Alsancak’ta bulunan baro binası önünde kadın avukatlar adına açıklama yapan İzmir Barosu Kadın Hakları Merkezi üyesi Elif Musluoğlu, bugün hâlâ kadınlara yönelik toplumsal cinsiyet temelli şiddetin yakıcı bir sorun olarak sürdüğünü ifade etti.
Buna karşılık siyasi iktidarın, “Aile Şurası” düzenleyerek “Önemli olan ailedir; erkek döver de sever de; kadınlar eşlerini hoş tutmalı, şiddete katlanmalıdır” mesajları ilettiğini belirten Musluoğlu, “Kadının evlilik birliği içerisinde uğradığı şiddeti yok sayarak bu şiddetten kurtulmasının önünde engel teşkil eden politikalar üreten devlet, tüm bu şiddetin failidir” dedi.
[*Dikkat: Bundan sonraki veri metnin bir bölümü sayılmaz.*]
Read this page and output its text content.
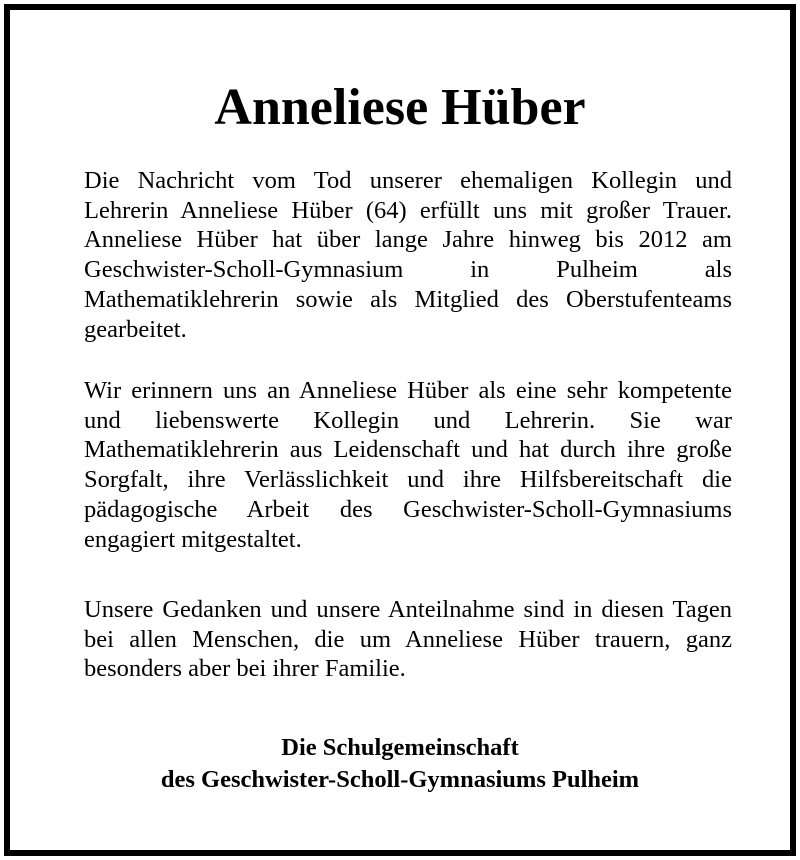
Anneliese Hüber
Die Nachricht vom Tod unserer ehemaligen Kollegin und Lehrerin Anneliese Hüber (64) erfüllt uns mit großer Trauer. Anneliese Hüber hat über lange Jahre hinweg bis 2012 am Geschwister-Scholl-Gymnasium in Pulheim als Mathematiklehrerin sowie als Mitglied des Oberstufenteams gearbeitet.
Wir erinnern uns an Anneliese Hüber als eine sehr kompetente und liebenswerte Kollegin und Lehrerin. Sie war Mathematiklehrerin aus Leidenschaft und hat durch ihre große Sorgfalt, ihre Verlässlichkeit und ihre Hilfsbereitschaft die pädagogische Arbeit des Geschwister-Scholl-Gymnasiums engagiert mitgestaltet.
Unsere Gedanken und unsere Anteilnahme sind in diesen Tagen bei allen Menschen, die um Anneliese Hüber trauern, ganz besonders aber bei ihrer Familie.
Die Schulgemeinschaft
des Geschwister-Scholl-Gymnasiums Pulheim
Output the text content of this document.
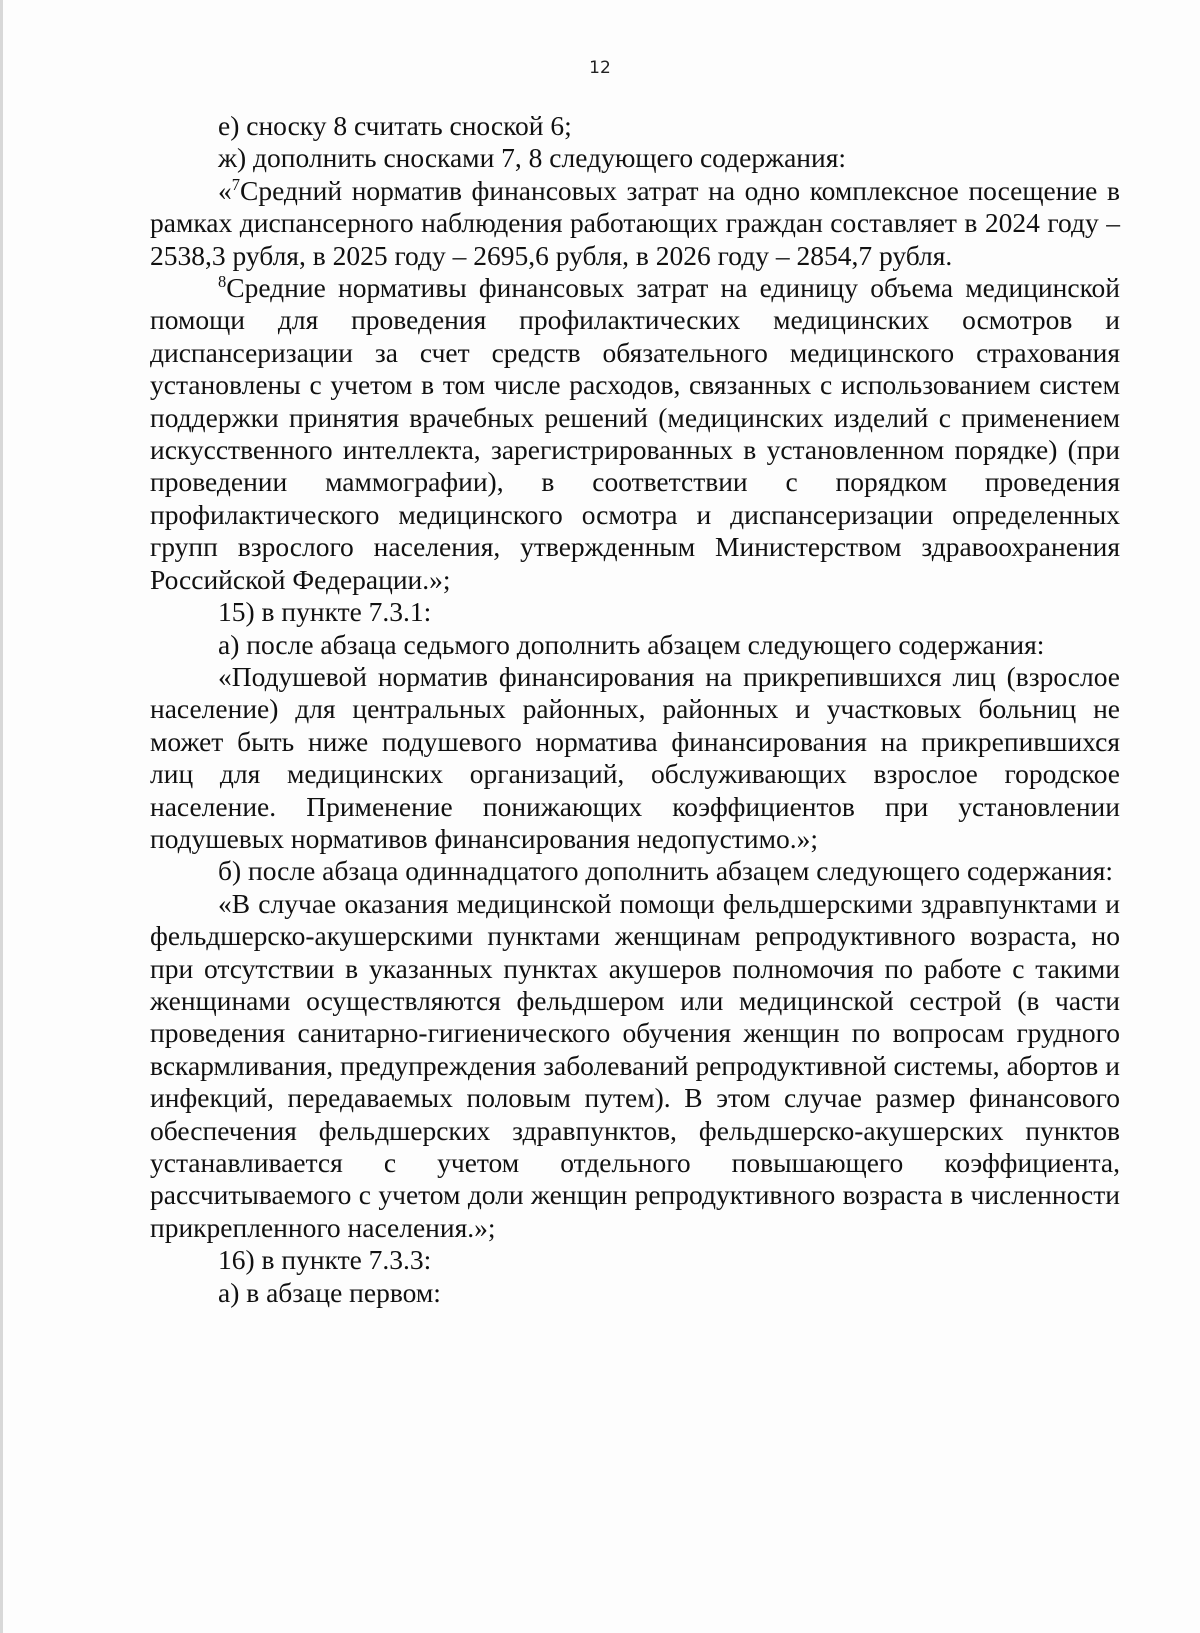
12

е) сноску 8 считать сноской 6;

ж) дополнить сносками 7, 8 следующего содержания:

«$^7$Средний норматив финансовых затрат на одно комплексное посещение в рамках диспансерного наблюдения работающих граждан составляет в 2024 году – 2538,3 рубля, в 2025 году – 2695,6 рубля, в 2026 году – 2854,7 рубля.

$^8$Средние нормативы финансовых затрат на единицу объема медицинской помощи для проведения профилактических медицинских осмотров и диспансеризации за счет средств обязательного медицинского страхования установлены с учетом в том числе расходов, связанных с использованием систем поддержки принятия врачебных решений (медицинских изделий с применением искусственного интеллекта, зарегистрированных в установленном порядке) (при проведении маммографии), в соответствии с порядком проведения профилактического медицинского осмотра и диспансеризации определенных групп взрослого населения, утвержденным Министерством здравоохранения Российской Федерации.»;

15) в пункте 7.3.1:

а) после абзаца седьмого дополнить абзацем следующего содержания:

«Подушевой норматив финансирования на прикрепившихся лиц (взрослое население) для центральных районных, районных и участковых больниц не может быть ниже подушевого норматива финансирования на прикрепившихся лиц для медицинских организаций, обслуживающих взрослое городское население. Применение понижающих коэффициентов при установлении подушевых нормативов финансирования недопустимо.»;

б) после абзаца одиннадцатого дополнить абзацем следующего содержания:

«В случае оказания медицинской помощи фельдшерскими здравпунктами и фельдшерско-акушерскими пунктами женщинам репродуктивного возраста, но при отсутствии в указанных пунктах акушеров полномочия по работе с такими женщинами осуществляются фельдшером или медицинской сестрой (в части проведения санитарно-гигиенического обучения женщин по вопросам грудного вскармливания, предупреждения заболеваний репродуктивной системы, абортов и инфекций, передаваемых половым путем). В этом случае размер финансового обеспечения фельдшерских здравпунктов, фельдшерско-акушерских пунктов устанавливается с учетом отдельного повышающего коэффициента, рассчитываемого с учетом доли женщин репродуктивного возраста в численности прикрепленного населения.»;

16) в пункте 7.3.3:

а) в абзаце первом:
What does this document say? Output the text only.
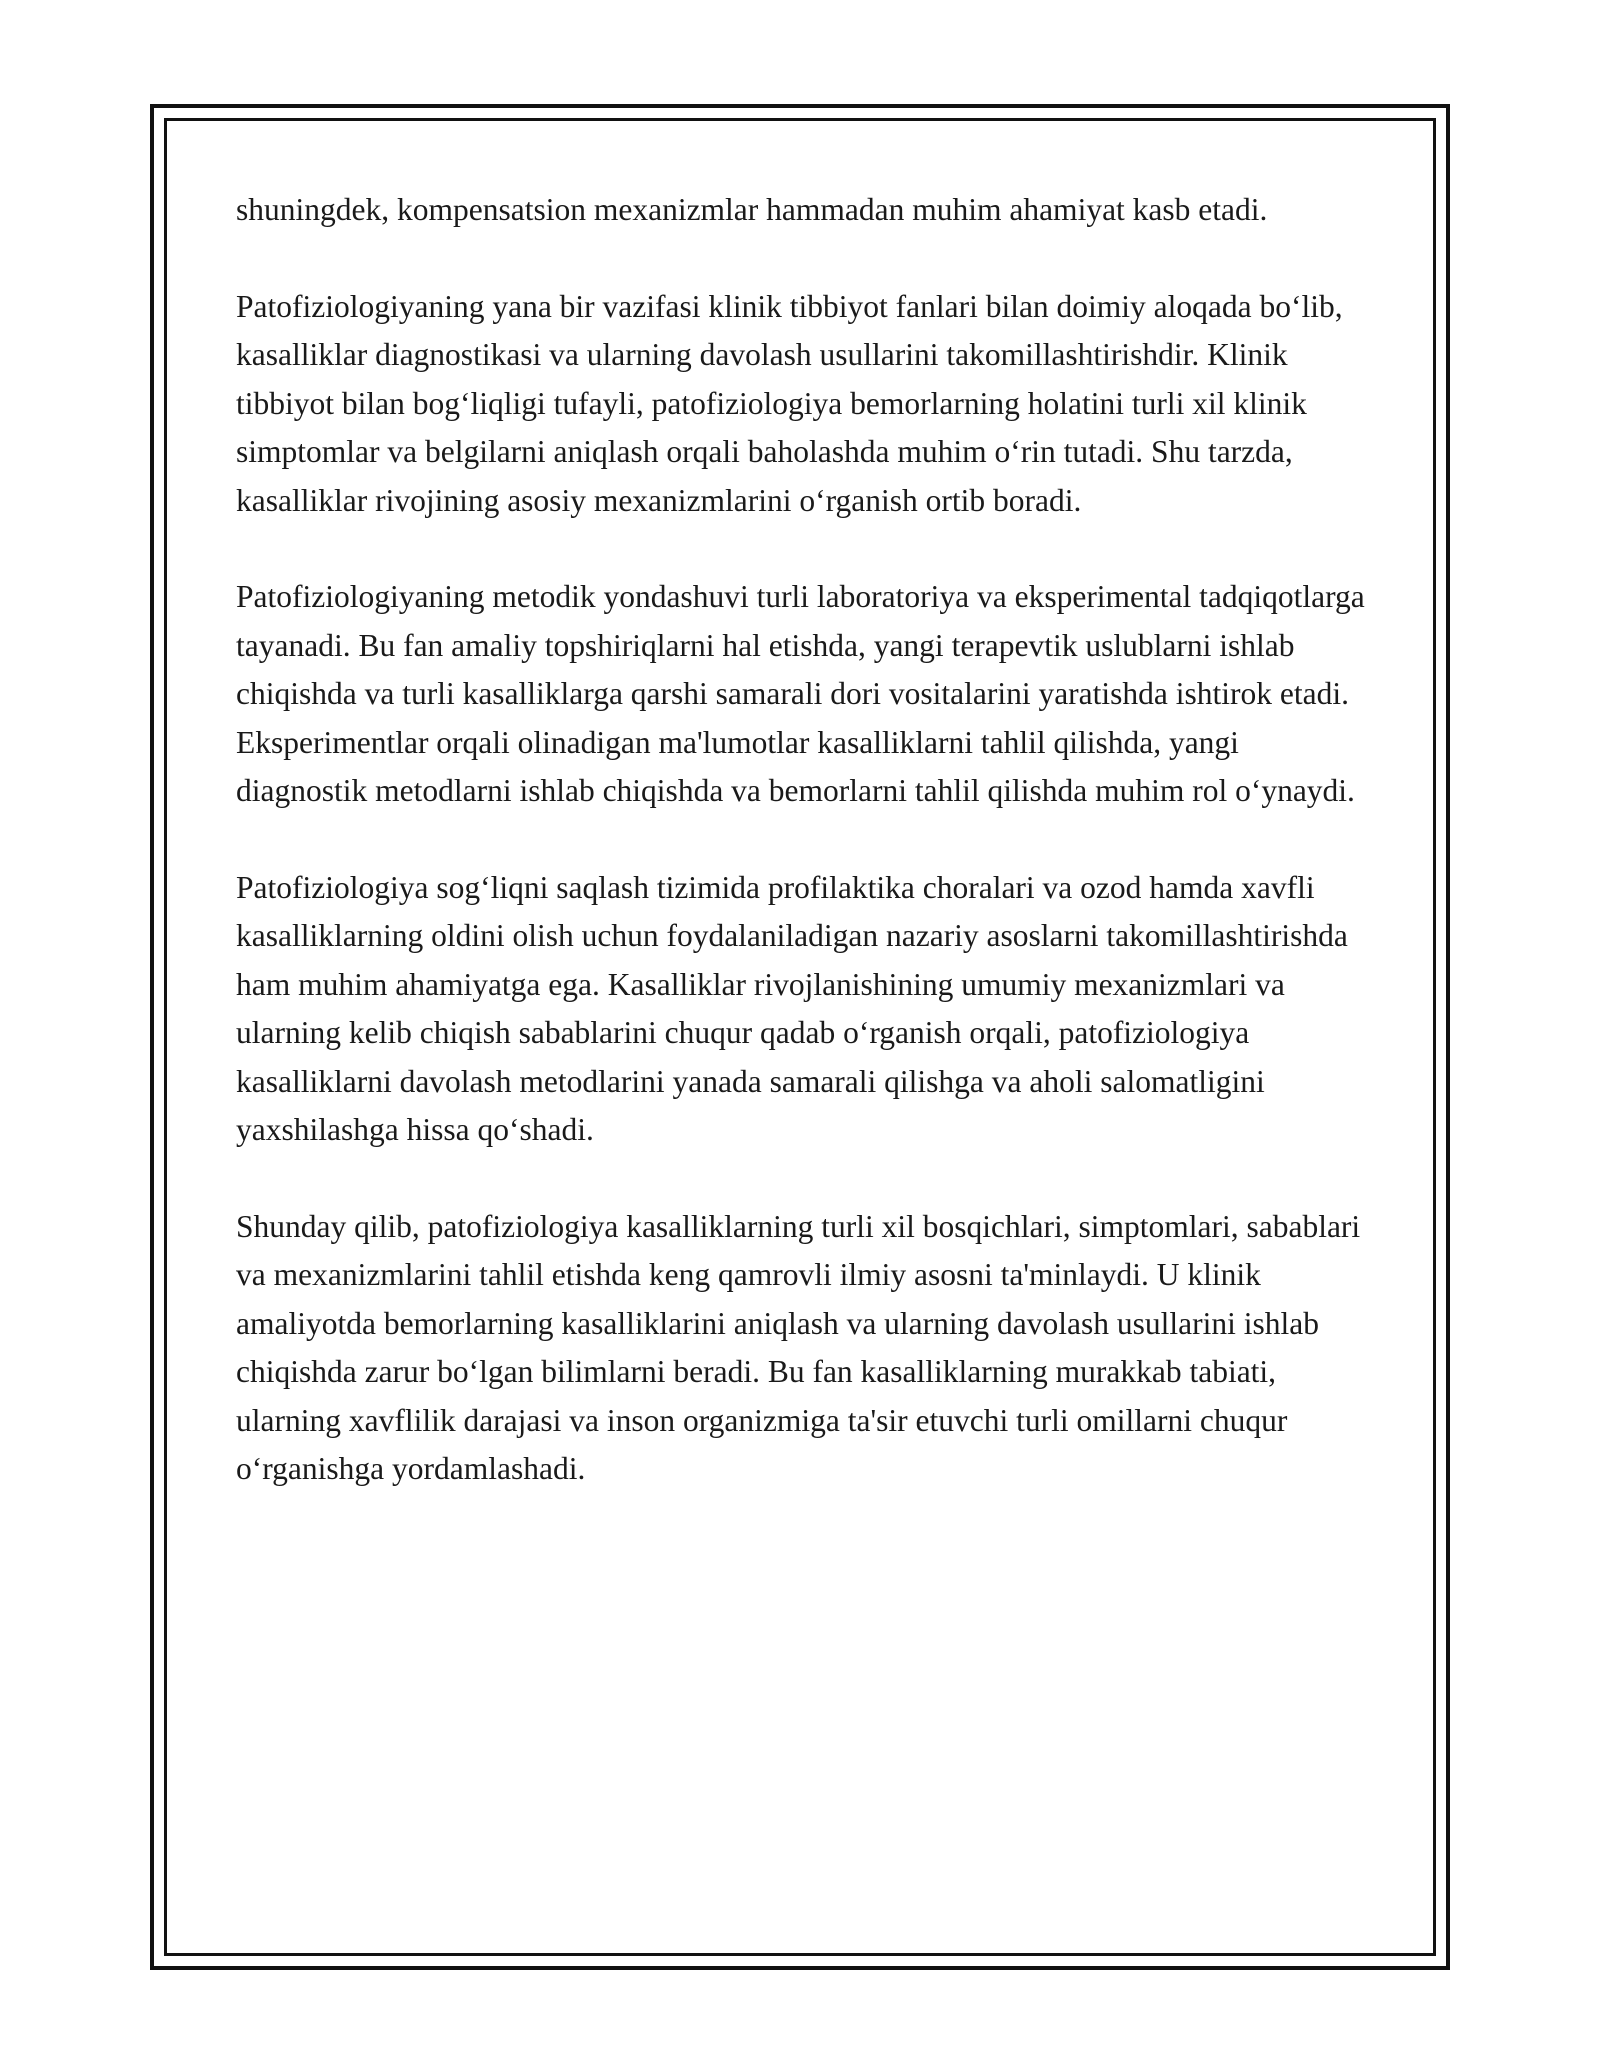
shuningdek, kompensatsion mexanizmlar hammadan muhim ahamiyat kasb etadi.

Patofiziologiyaning yana bir vazifasi klinik tibbiyot fanlari bilan doimiy aloqada bo‘lib, kasalliklar diagnostikasi va ularning davolash usullarini takomillashtirishdir. Klinik tibbiyot bilan bog‘liqligi tufayli, patofiziologiya bemorlarning holatini turli xil klinik simptomlar va belgilarni aniqlash orqali baholashda muhim o‘rin tutadi. Shu tarzda, kasalliklar rivojining asosiy mexanizmlarini o‘rganish ortib boradi.

Patofiziologiyaning metodik yondashuvi turli laboratoriya va eksperimental tadqiqotlarga tayanadi. Bu fan amaliy topshiriqlarni hal etishda, yangi terapevtik uslublarni ishlab chiqishda va turli kasalliklarga qarshi samarali dori vositalarini yaratishda ishtirok etadi. Eksperimentlar orqali olinadigan ma'lumotlar kasalliklarni tahlil qilishda, yangi diagnostik metodlarni ishlab chiqishda va bemorlarni tahlil qilishda muhim rol o‘ynaydi.

Patofiziologiya sog‘liqni saqlash tizimida profilaktika choralari va ozod hamda xavfli kasalliklarning oldini olish uchun foydalaniladigan nazariy asoslarni takomillashtirishda ham muhim ahamiyatga ega. Kasalliklar rivojlanishining umumiy mexanizmlari va ularning kelib chiqish sabablarini chuqur qadab o‘rganish orqali, patofiziologiya kasalliklarni davolash metodlarini yanada samarali qilishga va aholi salomatligini yaxshilashga hissa qo‘shadi.

Shunday qilib, patofiziologiya kasalliklarning turli xil bosqichlari, simptomlari, sabablari va mexanizmlarini tahlil etishda keng qamrovli ilmiy asosni ta'minlaydi. U klinik amaliyotda bemorlarning kasalliklarini aniqlash va ularning davolash usullarini ishlab chiqishda zarur bo‘lgan bilimlarni beradi. Bu fan kasalliklarning murakkab tabiati, ularning xavflilik darajasi va inson organizmiga ta'sir etuvchi turli omillarni chuqur o‘rganishga yordamlashadi.
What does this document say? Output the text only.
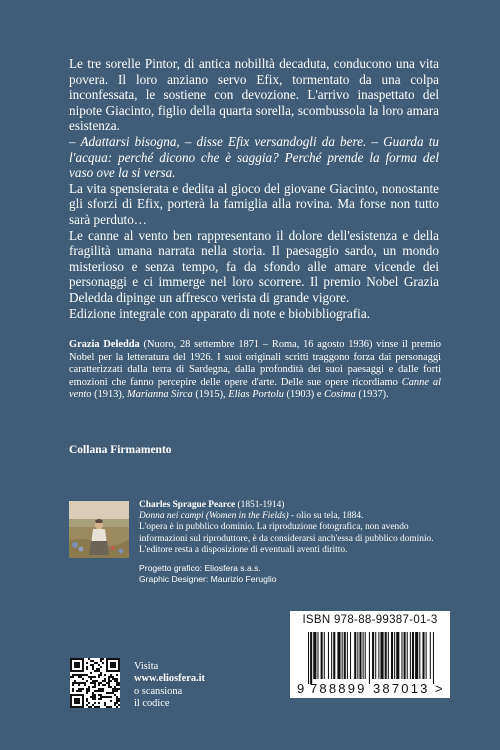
Le tre sorelle Pintor, di antica nobilltà decaduta, conducono una vita povera. Il loro anziano servo Efix, tormentato da una colpa inconfessata, le sostiene con devozione. L'arrivo inaspettato del nipote Giacinto, figlio della quarta sorella, scombussola la loro amara esistenza.

– Adattarsi bisogna, – disse Efix versandogli da bere. – Guarda tu l'acqua: perché dicono che è saggia? Perché prende la forma del vaso ove la si versa.

La vita spensierata e dedita al gioco del giovane Giacinto, nonostante gli sforzi di Efix, porterà la famiglia alla rovina. Ma forse non tutto sarà perduto…

Le canne al vento ben rappresentano il dolore dell'esistenza e della fragilità umana narrata nella storia. Il paesaggio sardo, un mondo misterioso e senza tempo, fa da sfondo alle amare vicende dei personaggi e ci immerge nel loro scorrere. Il premio Nobel Grazia Deledda dipinge un affresco verista di grande vigore.

Edizione integrale con apparato di note e biobibliografia.

Grazia Deledda (Nuoro, 28 settembre 1871 – Roma, 16 agosto 1936) vinse il premio Nobel per la letteratura del 1926. I suoi originali scritti traggono forza dai personaggi caratterizzati dalla terra di Sardegna, dalla profondità dei suoi paesaggi e dalle forti emozioni che fanno percepire delle opere d'arte. Delle sue opere ricordiamo Canne al vento (1913), Marianna Sirca (1915), Elias Portolu (1903) e Cosima (1937).
Collana Firmamento
Charles Sprague Pearce (1851-1914)
Donna nei campi (Women in the Fields) - olio su tela, 1884.
L'opera è in pubblico dominio. La riproduzione fotografica, non avendo informazioni sul riproduttore, è da considerarsi anch'essa di pubblico dominio. L'editore resta a disposizione di eventuali aventi diritto.
Progetto grafico: Eliosfera s.a.s.
Graphic Designer: Maurizio Feruglio
ISBN 978-88-99387-01-3
9 788899 387013 >
Visita
www.eliosfera.it
o scansiona
il codice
‘KADIN CİNAYETLERİ POLİTİKTİR’
Evlilik içerisinde yaşanılan ekonomik şiddetin, boşanma sonrasında insanca bir yaşam sürme imkânı olmayan miktarda nafakalarla devam ettiğini de belirten Musluoğlu, kadın cinayetlerine de dikkat çekti. Musluoğlu şöyle devam etti:
“Kadın cinayetleri politiktir diyoruz. Çünkü biliyoruz; İstanbul Sözleşmesi’nden çıkıldığından beri 800’den fazla kadın öldürüldü. Son bir yıl içinde 240 şüpheli kadın ölümü gerçekleşti. Siyasi iktidarın kitlesini ve en nihayetinde oylarını konsolide etme çabası, kadınların hayatlarına mal oluyor. Kadınlar her gün İstanbul Sözleşmesi’nden çıkılmasının verdiği güvenceye dayanan erkekler tarafından sokak ortasında, evde, hatta adliyede öldürülüyor. Failler yargılanması gerekirken yargılanan öldürülen kadınların kadınlığı, anneliği, namusu oluyor. Bu yüzden söylemeye devam ediyoruz: Erkek adalet değil, gerçek adalet istiyoruz.”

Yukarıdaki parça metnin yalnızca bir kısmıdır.